The war was won in nineteen forty-five,
And then began the troops' repatriation.
The homeward-bound in merchant ships arrive,
To great parades and gen'ral celebration.

GIs came home to preference in hiring,
Home-purchase mortgage guarantees, and yet--
The GI Bill of Rights their zeal inspiring--
A college education free of debt.

The Army and its Air Force were included,
The Navy and the Coast Guard and Marines,
But the merchant seaman was excluded:
The one that fueled and fed their war machines.

He offered his life to his country each time that he sailed.
To thank him his country and congress and government failed.

Two shipmates who were prisoners of war,
Slave-labor at notorious River Kwai,
Protested their exclusion from the corps
Of veterans.

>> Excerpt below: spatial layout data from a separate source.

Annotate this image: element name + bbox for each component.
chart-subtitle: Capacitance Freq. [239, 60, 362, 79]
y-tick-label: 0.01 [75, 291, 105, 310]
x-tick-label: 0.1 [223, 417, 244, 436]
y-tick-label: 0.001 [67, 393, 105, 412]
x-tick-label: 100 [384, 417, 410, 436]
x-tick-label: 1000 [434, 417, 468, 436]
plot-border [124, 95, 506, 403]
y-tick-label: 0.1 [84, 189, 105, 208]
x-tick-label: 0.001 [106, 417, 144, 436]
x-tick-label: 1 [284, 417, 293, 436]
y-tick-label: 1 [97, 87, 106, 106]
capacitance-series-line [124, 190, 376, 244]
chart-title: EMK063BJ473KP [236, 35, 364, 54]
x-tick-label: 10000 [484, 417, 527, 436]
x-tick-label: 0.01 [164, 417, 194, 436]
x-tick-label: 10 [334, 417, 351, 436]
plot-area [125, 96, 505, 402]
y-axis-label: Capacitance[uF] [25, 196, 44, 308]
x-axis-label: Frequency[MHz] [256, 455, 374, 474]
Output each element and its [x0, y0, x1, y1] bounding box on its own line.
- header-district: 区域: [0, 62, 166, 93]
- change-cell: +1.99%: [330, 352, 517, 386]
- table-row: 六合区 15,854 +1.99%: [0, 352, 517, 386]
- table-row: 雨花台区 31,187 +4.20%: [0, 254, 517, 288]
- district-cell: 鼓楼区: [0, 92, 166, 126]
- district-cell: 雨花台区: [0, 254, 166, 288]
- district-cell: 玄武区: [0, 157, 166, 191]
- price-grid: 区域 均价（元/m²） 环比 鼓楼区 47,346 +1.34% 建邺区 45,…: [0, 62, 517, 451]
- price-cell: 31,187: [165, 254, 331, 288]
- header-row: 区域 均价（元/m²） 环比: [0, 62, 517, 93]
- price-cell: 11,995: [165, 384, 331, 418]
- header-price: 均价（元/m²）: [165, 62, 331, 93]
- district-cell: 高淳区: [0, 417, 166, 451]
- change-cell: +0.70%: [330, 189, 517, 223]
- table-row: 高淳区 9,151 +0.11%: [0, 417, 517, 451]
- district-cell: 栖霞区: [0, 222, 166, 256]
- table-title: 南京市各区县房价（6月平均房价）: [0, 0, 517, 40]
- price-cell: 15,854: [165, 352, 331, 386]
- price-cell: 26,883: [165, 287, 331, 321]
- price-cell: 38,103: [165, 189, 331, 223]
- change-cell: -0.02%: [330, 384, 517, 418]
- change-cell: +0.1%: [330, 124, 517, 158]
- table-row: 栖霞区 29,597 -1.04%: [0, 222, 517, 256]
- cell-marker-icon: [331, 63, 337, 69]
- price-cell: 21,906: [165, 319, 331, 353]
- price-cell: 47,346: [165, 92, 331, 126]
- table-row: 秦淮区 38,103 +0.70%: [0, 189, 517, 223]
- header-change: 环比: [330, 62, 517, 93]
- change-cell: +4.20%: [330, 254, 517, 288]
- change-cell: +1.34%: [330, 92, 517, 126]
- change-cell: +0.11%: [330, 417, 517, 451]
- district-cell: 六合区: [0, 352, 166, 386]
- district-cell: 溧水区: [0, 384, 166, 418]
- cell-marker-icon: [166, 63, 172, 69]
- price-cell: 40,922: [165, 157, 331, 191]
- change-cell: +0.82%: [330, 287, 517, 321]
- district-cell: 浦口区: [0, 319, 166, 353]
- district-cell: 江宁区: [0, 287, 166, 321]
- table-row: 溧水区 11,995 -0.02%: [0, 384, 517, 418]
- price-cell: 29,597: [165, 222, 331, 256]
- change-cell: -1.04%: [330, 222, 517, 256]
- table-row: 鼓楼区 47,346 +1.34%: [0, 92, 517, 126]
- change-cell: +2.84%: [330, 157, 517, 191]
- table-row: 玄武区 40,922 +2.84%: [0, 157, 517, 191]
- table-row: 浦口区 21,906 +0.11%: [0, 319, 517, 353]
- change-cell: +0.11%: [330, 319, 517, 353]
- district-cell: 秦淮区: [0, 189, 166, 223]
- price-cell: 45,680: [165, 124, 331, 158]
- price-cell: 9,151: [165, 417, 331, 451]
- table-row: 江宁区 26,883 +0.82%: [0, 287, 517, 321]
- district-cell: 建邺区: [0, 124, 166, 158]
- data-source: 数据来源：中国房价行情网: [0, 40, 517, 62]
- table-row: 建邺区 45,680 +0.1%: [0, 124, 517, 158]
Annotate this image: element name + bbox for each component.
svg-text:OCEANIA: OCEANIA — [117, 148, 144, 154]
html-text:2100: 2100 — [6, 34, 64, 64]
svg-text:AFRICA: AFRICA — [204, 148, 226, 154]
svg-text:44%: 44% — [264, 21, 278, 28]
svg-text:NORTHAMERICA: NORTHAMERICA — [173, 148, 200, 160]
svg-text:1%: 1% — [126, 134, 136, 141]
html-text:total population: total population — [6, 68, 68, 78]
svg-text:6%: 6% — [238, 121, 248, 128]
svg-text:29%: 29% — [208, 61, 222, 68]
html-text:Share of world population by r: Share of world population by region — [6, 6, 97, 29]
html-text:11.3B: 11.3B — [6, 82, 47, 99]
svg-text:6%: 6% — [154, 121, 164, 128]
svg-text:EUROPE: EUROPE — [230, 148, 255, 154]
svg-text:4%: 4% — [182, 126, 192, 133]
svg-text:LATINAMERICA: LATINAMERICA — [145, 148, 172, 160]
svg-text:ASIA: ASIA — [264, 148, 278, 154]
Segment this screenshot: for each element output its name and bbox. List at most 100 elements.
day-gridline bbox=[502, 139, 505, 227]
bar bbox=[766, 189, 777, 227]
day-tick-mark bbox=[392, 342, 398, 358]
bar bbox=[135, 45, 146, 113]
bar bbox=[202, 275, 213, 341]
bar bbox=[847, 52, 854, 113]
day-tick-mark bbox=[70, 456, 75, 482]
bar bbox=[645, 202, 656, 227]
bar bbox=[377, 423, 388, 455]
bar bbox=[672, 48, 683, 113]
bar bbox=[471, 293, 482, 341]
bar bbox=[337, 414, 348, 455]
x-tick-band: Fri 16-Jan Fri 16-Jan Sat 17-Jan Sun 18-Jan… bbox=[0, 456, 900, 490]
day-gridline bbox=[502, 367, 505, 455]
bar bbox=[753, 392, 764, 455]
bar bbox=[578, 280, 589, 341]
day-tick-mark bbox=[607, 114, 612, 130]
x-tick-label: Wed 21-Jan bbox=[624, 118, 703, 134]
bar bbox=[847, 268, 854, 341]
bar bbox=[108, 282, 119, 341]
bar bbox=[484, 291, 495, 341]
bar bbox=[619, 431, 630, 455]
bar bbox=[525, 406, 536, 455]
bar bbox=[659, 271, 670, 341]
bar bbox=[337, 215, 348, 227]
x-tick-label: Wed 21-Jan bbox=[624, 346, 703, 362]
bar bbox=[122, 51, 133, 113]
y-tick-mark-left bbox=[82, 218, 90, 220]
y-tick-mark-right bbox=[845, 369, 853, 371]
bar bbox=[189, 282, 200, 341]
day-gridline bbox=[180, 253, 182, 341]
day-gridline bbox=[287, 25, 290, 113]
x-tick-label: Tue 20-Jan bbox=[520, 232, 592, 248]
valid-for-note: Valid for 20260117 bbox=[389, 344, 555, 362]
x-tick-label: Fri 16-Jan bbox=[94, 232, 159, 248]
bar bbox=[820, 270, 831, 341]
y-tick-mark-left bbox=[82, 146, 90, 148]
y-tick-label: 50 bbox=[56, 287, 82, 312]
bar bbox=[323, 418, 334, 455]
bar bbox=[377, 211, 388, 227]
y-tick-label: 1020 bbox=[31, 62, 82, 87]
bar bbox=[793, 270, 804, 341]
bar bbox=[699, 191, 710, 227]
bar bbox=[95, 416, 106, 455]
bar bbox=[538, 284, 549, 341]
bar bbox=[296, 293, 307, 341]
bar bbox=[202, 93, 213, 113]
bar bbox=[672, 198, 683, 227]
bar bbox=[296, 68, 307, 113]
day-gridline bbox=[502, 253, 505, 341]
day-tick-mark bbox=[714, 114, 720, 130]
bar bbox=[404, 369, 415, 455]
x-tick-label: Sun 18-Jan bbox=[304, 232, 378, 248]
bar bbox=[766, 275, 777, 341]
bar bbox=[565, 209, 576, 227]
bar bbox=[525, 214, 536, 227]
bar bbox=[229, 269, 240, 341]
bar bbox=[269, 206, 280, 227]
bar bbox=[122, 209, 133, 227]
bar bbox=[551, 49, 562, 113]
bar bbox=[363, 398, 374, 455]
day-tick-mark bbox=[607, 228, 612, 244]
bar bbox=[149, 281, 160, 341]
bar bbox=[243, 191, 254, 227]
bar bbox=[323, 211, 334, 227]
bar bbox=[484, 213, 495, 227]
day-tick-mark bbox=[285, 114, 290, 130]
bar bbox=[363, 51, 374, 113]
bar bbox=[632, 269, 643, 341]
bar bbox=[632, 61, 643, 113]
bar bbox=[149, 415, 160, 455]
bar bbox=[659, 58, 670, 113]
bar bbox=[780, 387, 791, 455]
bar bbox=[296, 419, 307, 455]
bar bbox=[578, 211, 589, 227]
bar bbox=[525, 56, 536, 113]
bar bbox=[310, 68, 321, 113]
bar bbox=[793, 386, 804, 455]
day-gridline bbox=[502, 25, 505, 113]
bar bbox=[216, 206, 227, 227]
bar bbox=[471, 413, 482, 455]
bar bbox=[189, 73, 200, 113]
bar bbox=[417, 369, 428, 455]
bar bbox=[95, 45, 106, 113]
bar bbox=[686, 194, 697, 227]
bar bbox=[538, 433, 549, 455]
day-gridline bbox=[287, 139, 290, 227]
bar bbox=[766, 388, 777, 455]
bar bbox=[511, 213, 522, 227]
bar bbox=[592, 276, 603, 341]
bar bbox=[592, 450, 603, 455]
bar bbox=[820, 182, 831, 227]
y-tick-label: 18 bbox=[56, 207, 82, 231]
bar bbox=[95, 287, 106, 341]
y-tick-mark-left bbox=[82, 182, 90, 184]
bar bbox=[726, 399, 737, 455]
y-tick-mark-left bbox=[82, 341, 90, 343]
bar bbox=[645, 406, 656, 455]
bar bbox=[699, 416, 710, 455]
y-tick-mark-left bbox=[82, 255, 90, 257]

They're rebuffed at ev'ry try.

Forty-two years later, joined by friends,
They took the case to U.S. District Court,
Where the string of slights abruptly ends
With a solid finding of support.

Vets at last, when half their mates have died,
Old men, too late for college, housing loans.
Forty years late, being vets brings a surging of pride--
And a veteran's marker to label the site of their bones.

Of all branches they died in the war at the paramount rate,
And got grudging acknowledgement, finally, forty years late.